Так человек начинал противостоять всему остальному миру, сам по себе становился маленьким, но цельным миром. Однако не только противостоять, но и приобретать связь со всем миром, ибо раньше человек был прикован к ограниченной сфере и все лежащее за пределами родного улья воспринимал как чуждое и недоступное. Большой мир представал только как объект созерцания: на этой основе и сложился, в частности, один из центральных средневековых жанров — «видение» («Видение Питера Пахаря» Ленгленда, «Роман Розы» Жана де Мэн, наконец, «Божественная комедия» Данте и т. д.). Напротив, тот же Тиль не созерцает, но дерзко вторгается в мир, ощупывая его руками, безбоязненно входя в незнакомые двери.

Этот новый герой ведет себя так, как вели себя персонажи старого эпоса, — например, рыцари, которые смело выезжали в неизведанные страны, выходили на бой с любым противником, ночевали в заколдованных замках, брали в руки волшебные и драгоценные вещи. Мир, в который вторгается Тиль, — это прозаический мир, где нет драконов, колдунов, великанов. Тиль просто входит в чужие города, вступает в схватку с людьми и их законами, берется за любое ремесло. И все же этот мир тоже по-своему заколдован и полон тайн и опасностей. Но главное даже не в этом. Громадное и изменяющее весь смысл дела различие состоит в том, что рыцари, сражавшиеся с драконами и богатырями, сами были наделены нечеловеческой мощью и чудодейственным оружием. Любой герой рыцарского эпоса воплощал в себе в конечном счете силу и волю целого коллектива, был олицетворением совокупного могущества многих людей. Между тем Тиль — это обыкновенный смертный, опирающийся только на самого себя, на возможности единичного человеческого тела и духа.

В новом эпосе мир лишен последних остатков мифологического преображения, которое населяло его драконами и чудесами; но и сам человек выступает как действующее лицо, обладающее мощностью только в одну человеческую силу. Поэтому частный человек впервые предстает именно как герой (употребля это слово не в смысле «положительности», высокого, возвышенного начала, но в смысле дерзкой и упорной активности). Этот новый герой смог стать центром эпопеи — художественной картины целого мира, ибо он безбоязненно вторгался в громадную движущуюся жизнь.

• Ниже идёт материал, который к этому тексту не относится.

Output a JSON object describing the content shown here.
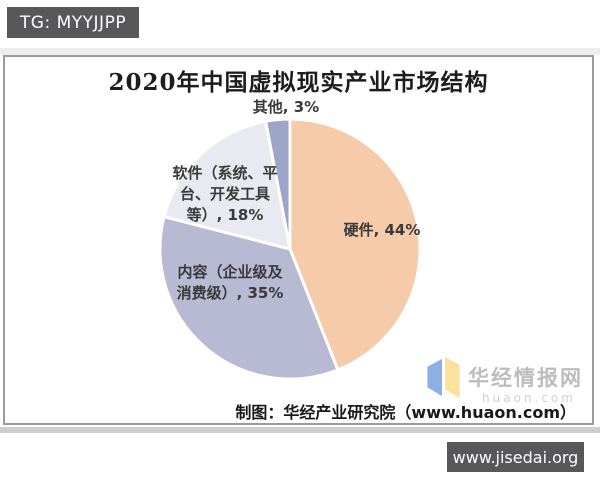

Богатое новаторское содержание книги о Тиле, которое я пытался охарактеризовать на рациональном языке, реально заключено в повествовании, составляет стержень даваемого этой книгой эстетического познания и наслаждения. Именно поэтому бесхитростная народная повесть имела такой грандиозный успех и прошла сквозь века, не потеряв своего значения и очарования. И образ Тиля принадлежит к наиболее глубоким и монументальным образам мирового искусства.

Новаторское содержание книги о Тиле, родившееся в повседневном опыте народа, естественно, творит новую, еще не известную повествовательную форму. Уже позднее она будет осознана, станет объективной данностью, стимулирующей деятельность многих отдельных писателей. И потом неизбежно возникнет иллюзия, что форма романа существовала всегда, чуть ли не с возникновения литературного творчества. Новизна открытия, совершенного в той же книге о Тиле, перестанет ощущаться. В XIX веке А. Н. Веселовский писал: «Немецкая народная книга об Эйленшпигеле сложилась благодаря тому, что несколько потешных рассказов сгруппировались около одного типа. Бобертаг считает Эйленшпигеля зародышем романа, но ведь все составные элементы этого quasi-романа древнее его самого»[69].

вернуться

69

А. Н. Веселовский. Теория поэтических родов в их историческим развитии, стр. 20. Бобертаг — имеется в виду книга: Felix Bobertag. Geschichte des Romanes und ihm verwandten Dichtungsformen in Deutschland. Breslau, 1876.